D’autres projets en cours ?

Oui, nous tra­vail­lons actuelle­ment à la créa­tion d’un cen­tre sur la défense et la sécu­rité, qui sera financé par l’Agence de l’innovation de défense à hau­teur de 10 mil­lions par an, que nous allons abon­der à hau­teur de 10 autres mil­lions par le parte­nar­i­at d’entreprises et appels à pro­jets de divers­es natures.

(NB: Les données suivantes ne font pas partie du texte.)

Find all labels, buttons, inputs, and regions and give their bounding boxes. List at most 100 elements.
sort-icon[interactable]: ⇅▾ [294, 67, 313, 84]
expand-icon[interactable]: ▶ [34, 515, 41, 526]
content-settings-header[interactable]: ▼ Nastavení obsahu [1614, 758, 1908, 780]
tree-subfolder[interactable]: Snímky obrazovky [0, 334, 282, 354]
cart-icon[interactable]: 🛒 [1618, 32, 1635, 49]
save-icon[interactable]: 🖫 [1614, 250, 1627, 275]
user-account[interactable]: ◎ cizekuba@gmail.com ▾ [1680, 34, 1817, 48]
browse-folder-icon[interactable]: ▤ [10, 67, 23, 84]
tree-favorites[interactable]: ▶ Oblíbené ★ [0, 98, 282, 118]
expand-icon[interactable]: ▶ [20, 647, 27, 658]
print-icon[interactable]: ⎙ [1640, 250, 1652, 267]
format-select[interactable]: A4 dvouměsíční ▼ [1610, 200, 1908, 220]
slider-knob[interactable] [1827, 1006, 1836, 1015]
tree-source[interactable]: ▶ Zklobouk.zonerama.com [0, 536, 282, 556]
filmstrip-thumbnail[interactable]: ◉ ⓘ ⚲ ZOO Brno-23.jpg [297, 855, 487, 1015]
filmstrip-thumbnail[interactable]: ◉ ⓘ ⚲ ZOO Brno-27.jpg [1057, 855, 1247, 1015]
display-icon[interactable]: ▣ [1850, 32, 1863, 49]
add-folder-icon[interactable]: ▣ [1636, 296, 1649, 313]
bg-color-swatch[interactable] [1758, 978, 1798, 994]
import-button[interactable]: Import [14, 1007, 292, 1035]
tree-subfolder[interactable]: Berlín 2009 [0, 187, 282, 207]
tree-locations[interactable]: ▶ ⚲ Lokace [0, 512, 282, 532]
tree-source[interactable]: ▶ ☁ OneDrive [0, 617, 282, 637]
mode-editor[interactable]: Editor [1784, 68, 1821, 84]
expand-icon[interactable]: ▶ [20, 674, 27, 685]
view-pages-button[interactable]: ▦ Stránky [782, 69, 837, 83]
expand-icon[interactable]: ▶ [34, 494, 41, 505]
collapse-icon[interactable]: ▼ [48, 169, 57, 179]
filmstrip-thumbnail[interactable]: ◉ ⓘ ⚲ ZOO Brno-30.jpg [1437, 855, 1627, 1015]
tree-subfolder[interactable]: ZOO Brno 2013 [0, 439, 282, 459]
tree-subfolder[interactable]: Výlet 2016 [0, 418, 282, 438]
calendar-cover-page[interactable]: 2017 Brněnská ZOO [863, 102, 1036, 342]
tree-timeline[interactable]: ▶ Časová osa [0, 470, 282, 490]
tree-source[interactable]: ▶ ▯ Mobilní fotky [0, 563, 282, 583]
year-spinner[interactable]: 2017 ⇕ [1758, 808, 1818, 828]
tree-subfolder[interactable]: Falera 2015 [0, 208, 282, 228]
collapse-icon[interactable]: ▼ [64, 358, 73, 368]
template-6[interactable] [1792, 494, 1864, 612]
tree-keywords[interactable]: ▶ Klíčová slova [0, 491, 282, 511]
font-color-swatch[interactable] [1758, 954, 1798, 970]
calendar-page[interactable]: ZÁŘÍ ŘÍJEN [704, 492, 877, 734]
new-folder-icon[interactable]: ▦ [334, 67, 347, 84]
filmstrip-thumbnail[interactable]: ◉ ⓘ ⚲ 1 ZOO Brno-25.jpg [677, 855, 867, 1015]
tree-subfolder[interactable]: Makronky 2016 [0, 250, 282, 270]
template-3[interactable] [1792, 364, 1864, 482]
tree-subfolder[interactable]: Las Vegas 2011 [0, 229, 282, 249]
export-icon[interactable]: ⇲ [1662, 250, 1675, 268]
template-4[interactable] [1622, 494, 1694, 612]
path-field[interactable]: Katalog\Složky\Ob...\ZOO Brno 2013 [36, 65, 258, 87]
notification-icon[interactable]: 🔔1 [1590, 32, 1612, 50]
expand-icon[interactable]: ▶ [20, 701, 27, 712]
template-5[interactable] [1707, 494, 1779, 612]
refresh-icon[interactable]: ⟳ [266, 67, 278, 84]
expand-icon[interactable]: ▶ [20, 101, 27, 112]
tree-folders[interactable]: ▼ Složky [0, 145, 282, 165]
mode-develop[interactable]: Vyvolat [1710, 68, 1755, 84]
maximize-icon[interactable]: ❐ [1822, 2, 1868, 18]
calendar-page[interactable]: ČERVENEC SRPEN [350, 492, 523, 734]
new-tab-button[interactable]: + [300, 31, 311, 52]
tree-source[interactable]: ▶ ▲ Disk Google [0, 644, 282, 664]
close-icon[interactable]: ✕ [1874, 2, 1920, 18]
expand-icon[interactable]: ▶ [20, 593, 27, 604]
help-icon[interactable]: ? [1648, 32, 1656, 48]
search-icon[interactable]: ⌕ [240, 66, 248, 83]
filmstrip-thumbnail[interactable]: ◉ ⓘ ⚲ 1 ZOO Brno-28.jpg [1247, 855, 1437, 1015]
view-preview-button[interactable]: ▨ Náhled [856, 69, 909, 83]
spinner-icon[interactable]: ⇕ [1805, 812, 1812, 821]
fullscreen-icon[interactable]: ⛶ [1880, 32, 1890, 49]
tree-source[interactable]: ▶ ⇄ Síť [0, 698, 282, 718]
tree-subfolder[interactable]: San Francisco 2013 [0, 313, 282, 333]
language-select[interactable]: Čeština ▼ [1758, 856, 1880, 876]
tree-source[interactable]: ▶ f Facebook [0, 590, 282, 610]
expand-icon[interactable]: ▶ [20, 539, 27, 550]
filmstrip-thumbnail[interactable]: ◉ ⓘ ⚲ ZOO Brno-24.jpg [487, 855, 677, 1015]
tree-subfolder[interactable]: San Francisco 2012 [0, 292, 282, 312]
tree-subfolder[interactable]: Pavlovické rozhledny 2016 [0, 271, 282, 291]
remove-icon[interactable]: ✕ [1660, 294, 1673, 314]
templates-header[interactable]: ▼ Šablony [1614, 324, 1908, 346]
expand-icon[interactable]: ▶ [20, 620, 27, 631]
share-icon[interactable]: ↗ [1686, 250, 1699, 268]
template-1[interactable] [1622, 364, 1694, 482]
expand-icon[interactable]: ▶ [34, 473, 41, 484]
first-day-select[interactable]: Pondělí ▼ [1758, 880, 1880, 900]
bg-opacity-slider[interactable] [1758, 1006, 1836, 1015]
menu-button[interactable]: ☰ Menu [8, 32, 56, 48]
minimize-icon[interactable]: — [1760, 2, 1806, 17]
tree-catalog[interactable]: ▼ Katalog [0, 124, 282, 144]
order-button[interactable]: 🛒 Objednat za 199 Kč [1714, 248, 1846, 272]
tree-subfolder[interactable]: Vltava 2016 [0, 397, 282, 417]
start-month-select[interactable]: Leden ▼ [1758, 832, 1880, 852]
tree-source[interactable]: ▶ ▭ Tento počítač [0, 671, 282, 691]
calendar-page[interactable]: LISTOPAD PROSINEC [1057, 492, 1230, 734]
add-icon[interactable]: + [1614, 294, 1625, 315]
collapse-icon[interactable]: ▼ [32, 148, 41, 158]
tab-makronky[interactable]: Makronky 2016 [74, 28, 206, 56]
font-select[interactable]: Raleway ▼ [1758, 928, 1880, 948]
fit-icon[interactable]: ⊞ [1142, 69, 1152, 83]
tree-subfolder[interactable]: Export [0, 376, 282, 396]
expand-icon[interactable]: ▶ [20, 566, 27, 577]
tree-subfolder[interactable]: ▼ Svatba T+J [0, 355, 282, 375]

Ce cen­tre, qui implique aus­si l’Ensta, Télé­com Paris et Télé­com Sud­Paris, tra­vaillera sur les math­é­ma­tiques appliquées, l’informatique et l’intelligence arti­fi­cielle, les matéri­aux et tech­nolo­gies quan­tiques, les tech­nolo­gies spa­tiales, la physique des plas­mas et des lasers, la cyber­sécu­rité et la robo­t­ique, et enfin l’économie et la géopolitique.

Et nous tra­vail­lons enfin à la créa­tion d’un cen­tre sur le génie bio­médi­cal, qui devra fédér­er des activ­ités aujourd’hui bien présentes au sein de l’IP Paris, mais peu vis­i­bles car trop éparpil­lées entre des lab­o­ra­toires comme le Lad­HyX, le LMSN, le LPP, etc.

Le Centre de recherche est donc en pleine expansion ?

Oui, et cela ne va pas sans pos­er quelques défis, notam­ment financiers. En effet, IP Paris vise à aug­menter de 30 mil­lions par an le finance­ment obtenu par le parte­nar­i­at d’entreprises, et autant par les appels à pro­jets. Cela fait au total env­i­ron 60 mil­lions par an à trou­ver. Mais cela peut aus­si induire à terme un pos­si­ble déséquili­bre entre les finance­ments insti­tu­tion­nels et les parte­nar­i­ats indus­triels, si le finance­ment de l’État ne devait pas suff­isam­ment accom­pa­g­n­er ce mou­ve­ment. Nous en avons alerté notre tutelle, qui se mon­tre atten­tive à nos arguments.